The present regulatory framework provides for the regulation of MFs and the schemes managed under it. Passive funds follow a rule-based investment strategy and there is negligible discretion with AMCs regarding asset allocation and investment objectives and various provisions of the existing regulatory framework may not be relevant for passively managed schemes.
SEBI says, "Existing AMCs having both active and passive schemes, will have the option to hive off respective passive schemes, if they so desire, to a different group entity, thereby resulting in management of active and passive schemes by separate AMCs under a common sponsor.
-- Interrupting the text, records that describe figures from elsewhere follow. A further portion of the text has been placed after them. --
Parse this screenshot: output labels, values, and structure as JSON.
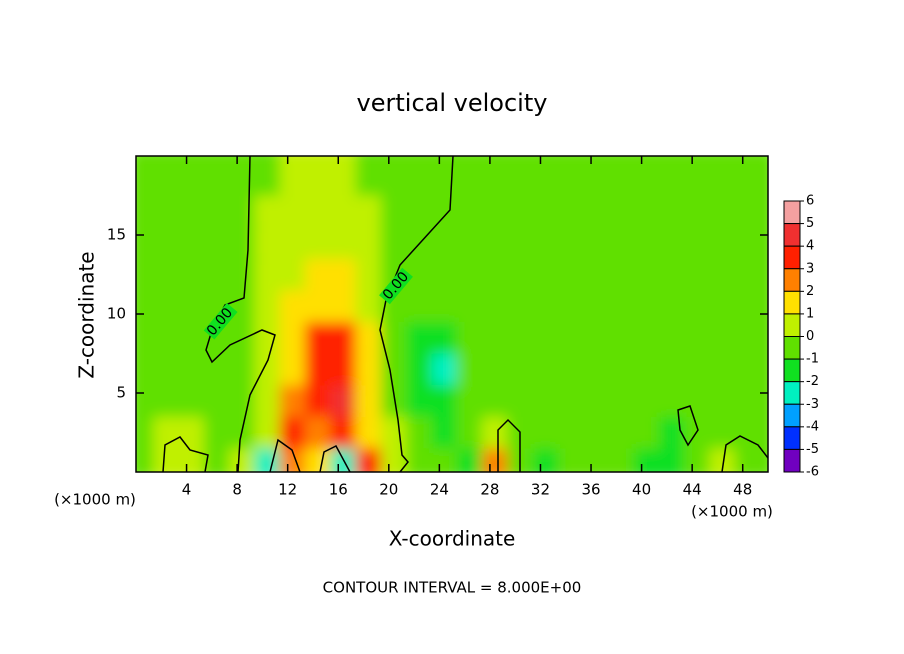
{
  "chart_data": {
    "type": "contour",
    "title": "vertical velocity",
    "x_label": "X-coordinate",
    "y_label": "Z-coordinate",
    "x_unit": "(×1000 m)",
    "footer": "CONTOUR INTERVAL = 8.000E+00",
    "contour_label": "0.00",
    "xlim": [
      0,
      50
    ],
    "ylim": [
      0,
      20
    ],
    "xticks": [
      4,
      8,
      12,
      16,
      20,
      24,
      28,
      32,
      36,
      40,
      44,
      48
    ],
    "yticks": [
      5,
      10,
      15
    ],
    "x": [
      1,
      3,
      5,
      7,
      9,
      11,
      13,
      15,
      17,
      19,
      21,
      23,
      25,
      27,
      29,
      31,
      33,
      35,
      37,
      39,
      41,
      43,
      45,
      47,
      49
    ],
    "z": [
      1,
      3,
      5,
      7,
      9,
      11,
      13,
      15,
      17,
      19
    ],
    "values": [
      [
        -0.6,
        0.6,
        0.4,
        -0.6,
        0.3,
        -2.5,
        2.5,
        1.5,
        -2.5,
        3.5,
        0.3,
        -0.8,
        -0.8,
        -1.2,
        2.5,
        -0.8,
        -1.2,
        -0.6,
        -0.4,
        -0.5,
        -1.2,
        -1.5,
        -0.5,
        0.3,
        -0.5
      ],
      [
        -0.5,
        0.2,
        0.2,
        -0.5,
        -0.3,
        0.8,
        3.2,
        2.5,
        3.0,
        1.5,
        0.3,
        -1.0,
        -1.5,
        -0.8,
        0.8,
        -0.6,
        -0.5,
        -0.4,
        -0.3,
        -0.4,
        -0.8,
        -1.5,
        -0.6,
        -0.3,
        -0.4
      ],
      [
        -0.6,
        -0.7,
        -0.7,
        -0.6,
        -0.3,
        0.5,
        2.0,
        3.5,
        4.6,
        1.5,
        -0.5,
        -1.5,
        -1.8,
        -0.9,
        -0.5,
        -0.5,
        -0.4,
        -0.4,
        -0.3,
        -0.5,
        -0.8,
        -0.9,
        -0.7,
        -0.5,
        -0.5
      ],
      [
        -0.7,
        -0.8,
        -0.8,
        -0.7,
        -0.4,
        0.3,
        1.5,
        3.5,
        3.8,
        1.5,
        -0.5,
        -1.6,
        -2.1,
        -1.0,
        -0.6,
        -0.5,
        -0.4,
        -0.3,
        -0.3,
        -0.5,
        -0.6,
        -0.7,
        -0.6,
        -0.5,
        -0.5
      ],
      [
        -0.7,
        -0.8,
        -0.8,
        -0.6,
        -0.3,
        0.4,
        1.8,
        3.2,
        3.0,
        1.2,
        -0.4,
        -1.3,
        -1.5,
        -0.9,
        -0.6,
        -0.5,
        -0.4,
        -0.3,
        -0.3,
        -0.4,
        -0.5,
        -0.6,
        -0.6,
        -0.5,
        -0.5
      ],
      [
        -0.6,
        -0.7,
        -0.7,
        -0.5,
        -0.2,
        0.5,
        1.4,
        1.8,
        1.6,
        0.8,
        -0.3,
        -0.7,
        -0.8,
        -0.6,
        -0.5,
        -0.4,
        -0.3,
        -0.3,
        -0.3,
        -0.3,
        -0.4,
        -0.5,
        -0.6,
        -0.5,
        -0.5
      ],
      [
        -0.5,
        -0.6,
        -0.6,
        -0.4,
        -0.2,
        0.3,
        0.9,
        1.2,
        1.0,
        0.5,
        -0.2,
        -0.4,
        -0.5,
        -0.4,
        -0.4,
        -0.3,
        -0.3,
        -0.3,
        -0.3,
        -0.3,
        -0.3,
        -0.4,
        -0.4,
        -0.4,
        -0.4
      ],
      [
        -0.4,
        -0.4,
        -0.4,
        -0.3,
        -0.2,
        0.2,
        0.6,
        0.8,
        0.7,
        0.4,
        -0.1,
        -0.2,
        -0.3,
        -0.3,
        -0.3,
        -0.3,
        -0.3,
        -0.3,
        -0.3,
        -0.3,
        -0.3,
        -0.3,
        -0.3,
        -0.3,
        -0.3
      ],
      [
        -0.3,
        -0.3,
        -0.3,
        -0.3,
        -0.2,
        0.1,
        0.4,
        0.5,
        0.5,
        0.2,
        -0.1,
        -0.2,
        -0.2,
        -0.2,
        -0.2,
        -0.2,
        -0.2,
        -0.2,
        -0.2,
        -0.2,
        -0.2,
        -0.2,
        -0.2,
        -0.2,
        -0.2
      ],
      [
        -0.2,
        -0.2,
        -0.2,
        -0.2,
        -0.2,
        -0.1,
        0.2,
        0.2,
        0.2,
        -0.1,
        -0.2,
        -0.2,
        -0.2,
        -0.2,
        -0.2,
        -0.2,
        -0.2,
        -0.2,
        -0.2,
        -0.2,
        -0.2,
        -0.2,
        -0.2,
        -0.2,
        -0.2
      ]
    ],
    "colorbar": {
      "levels": [
        6,
        5,
        4,
        3,
        2,
        1,
        0,
        -1,
        -2,
        -3,
        -4,
        -5,
        -6
      ],
      "colors": [
        "#f4a0a0",
        "#f03030",
        "#ff2000",
        "#ff8000",
        "#ffe000",
        "#c0f000",
        "#60e000",
        "#10e020",
        "#00f0c0",
        "#00a0ff",
        "#0030ff",
        "#7000c0"
      ]
    }
  }
}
If they choose to continue the passively managed schemes within the existing AMCs under the existing MF Regulations, the relaxed disclosures and other regulatory requirements for the passive schemes based on indices that would be covered under the MF Lite framework would be applicable to them as well."
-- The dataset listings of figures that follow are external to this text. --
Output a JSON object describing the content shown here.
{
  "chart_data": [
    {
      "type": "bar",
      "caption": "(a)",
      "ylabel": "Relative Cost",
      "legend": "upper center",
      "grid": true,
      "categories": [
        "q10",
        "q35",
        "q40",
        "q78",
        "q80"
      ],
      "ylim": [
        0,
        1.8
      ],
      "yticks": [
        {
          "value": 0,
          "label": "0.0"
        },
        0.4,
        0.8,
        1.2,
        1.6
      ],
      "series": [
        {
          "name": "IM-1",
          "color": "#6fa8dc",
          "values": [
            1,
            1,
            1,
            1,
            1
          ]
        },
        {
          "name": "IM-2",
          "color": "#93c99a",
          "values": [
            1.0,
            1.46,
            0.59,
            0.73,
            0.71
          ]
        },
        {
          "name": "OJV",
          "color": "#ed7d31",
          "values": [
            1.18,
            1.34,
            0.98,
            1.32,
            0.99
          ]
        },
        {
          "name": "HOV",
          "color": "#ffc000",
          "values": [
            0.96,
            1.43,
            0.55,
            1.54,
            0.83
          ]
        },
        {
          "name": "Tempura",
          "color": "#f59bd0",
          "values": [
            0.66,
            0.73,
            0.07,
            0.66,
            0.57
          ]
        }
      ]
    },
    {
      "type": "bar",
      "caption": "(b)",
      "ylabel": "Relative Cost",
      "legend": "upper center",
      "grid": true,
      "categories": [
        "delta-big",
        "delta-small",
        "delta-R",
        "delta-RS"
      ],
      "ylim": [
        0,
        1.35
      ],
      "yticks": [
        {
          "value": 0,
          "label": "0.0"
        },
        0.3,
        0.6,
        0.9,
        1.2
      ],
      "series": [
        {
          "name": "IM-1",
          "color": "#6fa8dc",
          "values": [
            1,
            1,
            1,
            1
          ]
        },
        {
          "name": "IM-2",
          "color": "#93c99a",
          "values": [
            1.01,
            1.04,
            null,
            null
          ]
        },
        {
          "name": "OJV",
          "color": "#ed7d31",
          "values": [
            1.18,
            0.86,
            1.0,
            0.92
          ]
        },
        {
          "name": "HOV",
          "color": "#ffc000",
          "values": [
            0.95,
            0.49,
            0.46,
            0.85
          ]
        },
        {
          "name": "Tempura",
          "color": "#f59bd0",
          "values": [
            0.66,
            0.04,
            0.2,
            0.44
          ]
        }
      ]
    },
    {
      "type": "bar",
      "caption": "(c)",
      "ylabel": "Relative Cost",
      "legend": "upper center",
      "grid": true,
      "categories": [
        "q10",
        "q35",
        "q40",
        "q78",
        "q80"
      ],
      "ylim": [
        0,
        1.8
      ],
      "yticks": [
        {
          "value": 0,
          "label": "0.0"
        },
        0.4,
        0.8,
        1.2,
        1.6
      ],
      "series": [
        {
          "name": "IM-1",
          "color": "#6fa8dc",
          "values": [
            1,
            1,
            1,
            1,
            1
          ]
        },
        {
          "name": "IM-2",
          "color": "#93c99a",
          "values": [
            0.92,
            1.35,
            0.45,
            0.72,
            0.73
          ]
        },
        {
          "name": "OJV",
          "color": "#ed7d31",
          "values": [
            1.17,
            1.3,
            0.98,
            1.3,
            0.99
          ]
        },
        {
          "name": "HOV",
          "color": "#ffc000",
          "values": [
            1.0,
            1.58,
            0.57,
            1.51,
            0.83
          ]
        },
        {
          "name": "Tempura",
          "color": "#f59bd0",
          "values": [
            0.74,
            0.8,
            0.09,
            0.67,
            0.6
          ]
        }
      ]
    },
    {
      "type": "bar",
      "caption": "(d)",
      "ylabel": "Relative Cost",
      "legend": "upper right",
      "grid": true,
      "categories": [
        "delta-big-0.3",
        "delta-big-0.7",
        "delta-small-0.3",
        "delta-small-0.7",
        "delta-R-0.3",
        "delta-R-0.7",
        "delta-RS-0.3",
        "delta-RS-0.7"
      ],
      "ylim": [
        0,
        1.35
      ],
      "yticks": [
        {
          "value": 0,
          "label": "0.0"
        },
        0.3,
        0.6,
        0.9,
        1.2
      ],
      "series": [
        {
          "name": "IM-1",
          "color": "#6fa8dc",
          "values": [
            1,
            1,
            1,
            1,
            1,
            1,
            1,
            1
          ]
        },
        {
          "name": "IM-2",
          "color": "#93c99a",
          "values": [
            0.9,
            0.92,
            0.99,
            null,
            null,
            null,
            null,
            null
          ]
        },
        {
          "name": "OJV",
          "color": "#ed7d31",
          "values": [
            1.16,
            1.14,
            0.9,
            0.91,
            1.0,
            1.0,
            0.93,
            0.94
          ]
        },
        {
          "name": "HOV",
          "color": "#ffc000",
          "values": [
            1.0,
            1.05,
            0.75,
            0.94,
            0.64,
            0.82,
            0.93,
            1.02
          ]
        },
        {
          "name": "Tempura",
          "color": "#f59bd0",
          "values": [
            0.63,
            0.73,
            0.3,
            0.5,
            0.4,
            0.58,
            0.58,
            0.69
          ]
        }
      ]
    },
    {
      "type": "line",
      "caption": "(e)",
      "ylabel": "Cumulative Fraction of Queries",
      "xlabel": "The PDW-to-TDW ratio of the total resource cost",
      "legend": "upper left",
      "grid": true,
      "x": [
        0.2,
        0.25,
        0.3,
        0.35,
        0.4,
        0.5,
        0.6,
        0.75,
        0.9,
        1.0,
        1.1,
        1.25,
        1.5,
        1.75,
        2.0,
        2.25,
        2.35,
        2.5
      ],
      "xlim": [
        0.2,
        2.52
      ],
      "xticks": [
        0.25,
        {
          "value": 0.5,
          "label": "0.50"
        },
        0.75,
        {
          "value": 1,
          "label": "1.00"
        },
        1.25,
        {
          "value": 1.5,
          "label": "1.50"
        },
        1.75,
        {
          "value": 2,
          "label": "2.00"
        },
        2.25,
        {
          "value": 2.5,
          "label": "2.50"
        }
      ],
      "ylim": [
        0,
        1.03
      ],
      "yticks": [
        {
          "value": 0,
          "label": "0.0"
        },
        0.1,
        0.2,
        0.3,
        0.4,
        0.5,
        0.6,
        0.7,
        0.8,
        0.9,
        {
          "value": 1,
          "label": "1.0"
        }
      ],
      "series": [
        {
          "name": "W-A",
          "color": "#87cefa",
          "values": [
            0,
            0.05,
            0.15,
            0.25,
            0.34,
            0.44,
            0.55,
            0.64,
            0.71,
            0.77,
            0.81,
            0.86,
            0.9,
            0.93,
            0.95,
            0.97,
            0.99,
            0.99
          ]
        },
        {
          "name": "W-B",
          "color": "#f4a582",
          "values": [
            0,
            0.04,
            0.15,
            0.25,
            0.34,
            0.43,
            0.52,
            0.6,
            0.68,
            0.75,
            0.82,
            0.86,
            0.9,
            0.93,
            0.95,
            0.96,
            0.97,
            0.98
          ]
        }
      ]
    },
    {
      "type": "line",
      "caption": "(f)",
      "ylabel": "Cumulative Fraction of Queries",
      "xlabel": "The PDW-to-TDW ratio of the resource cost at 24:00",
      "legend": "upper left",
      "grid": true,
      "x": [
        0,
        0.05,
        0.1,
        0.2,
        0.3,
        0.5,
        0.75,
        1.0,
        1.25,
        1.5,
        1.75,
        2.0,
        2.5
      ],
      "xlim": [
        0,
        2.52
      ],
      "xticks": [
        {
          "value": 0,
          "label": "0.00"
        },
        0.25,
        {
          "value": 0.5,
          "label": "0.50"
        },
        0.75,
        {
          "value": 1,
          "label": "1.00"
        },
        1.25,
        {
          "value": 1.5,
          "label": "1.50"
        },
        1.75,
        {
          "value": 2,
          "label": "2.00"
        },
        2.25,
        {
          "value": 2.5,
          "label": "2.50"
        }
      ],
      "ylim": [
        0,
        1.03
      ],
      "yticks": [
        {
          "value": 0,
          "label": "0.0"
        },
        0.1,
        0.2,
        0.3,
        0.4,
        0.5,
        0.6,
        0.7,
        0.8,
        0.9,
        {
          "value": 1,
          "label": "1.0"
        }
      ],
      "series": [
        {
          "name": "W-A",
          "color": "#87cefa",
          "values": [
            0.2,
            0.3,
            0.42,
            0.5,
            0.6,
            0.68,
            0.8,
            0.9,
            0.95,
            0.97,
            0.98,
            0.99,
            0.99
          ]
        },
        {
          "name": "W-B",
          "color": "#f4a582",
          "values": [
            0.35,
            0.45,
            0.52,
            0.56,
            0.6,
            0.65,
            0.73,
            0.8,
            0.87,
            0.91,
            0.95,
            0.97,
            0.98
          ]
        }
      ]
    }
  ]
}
Investor-friendly and uniform norms for nomination facilities in the Indian securities market
To enhance investor convenience and introduce uniform standards for nomination facilities across the Indian securities market, the board has approved amendments to the SEBI (Mutual Funds) Regulations, 1996, and the SEBI (Depositories and Participants) Regulations, 2018.
These amendments empower SEBI to notify new norms, including increasing the maximum number of nominees to 10 from three and allowing nominees to act on behalf of incapacitated investors, with certain risk mitigation checks and balances.
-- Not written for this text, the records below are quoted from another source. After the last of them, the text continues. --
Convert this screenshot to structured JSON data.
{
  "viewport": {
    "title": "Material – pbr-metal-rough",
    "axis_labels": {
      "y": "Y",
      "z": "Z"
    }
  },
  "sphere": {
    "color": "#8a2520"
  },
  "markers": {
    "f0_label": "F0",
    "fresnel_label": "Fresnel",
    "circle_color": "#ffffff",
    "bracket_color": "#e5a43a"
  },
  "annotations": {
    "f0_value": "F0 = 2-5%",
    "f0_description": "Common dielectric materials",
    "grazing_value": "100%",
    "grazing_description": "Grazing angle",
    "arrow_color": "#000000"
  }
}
It also allows simplification of the transmission process to nominees with minimal documentation and streamlines the transmission process for joint holders with minimal documentation.
SEBI says during the nomination process unique identifiers for nominees, such as PAN, passport number, or Aadhaar should be obtained.
Additionally, the board approved the introduction of consistent norms for nominations across demat accounts and mutual fund investments.
According to the new norms, nominees to whom investments are transmitted will act as trustees for the legal heirs of the investor. However, legal heirs of a deceased nominee will not be granted any rights.
In cases of joint holdings, the rule of survivorship will apply. There would be specific norms for the operation of accounts in the event of the death of the karta in a Hindu undivided family (HUF).
For joint demat accounts and jointly held mutual fund folios, the nomination will be optional. SEBI says adding for singly-held accounts and opt-out will require due confirmations as may be specified.
Creditors' claims will take precedence over the transmission of assets to nominees if previously pledged. SEBI will provide guidelines for providing, changing, and ensuring the integrity, authenticity, and verifiability of nominations.
There will be a provision for acknowledging nominations and maintaining records. "No limit on the number of times a nominee can be changed. Information on nomination details will be provided to the investor. The apportionment of assets to surviving nominees will be clarified. Option to specify guardians for minor nominees will be available," SEBI says.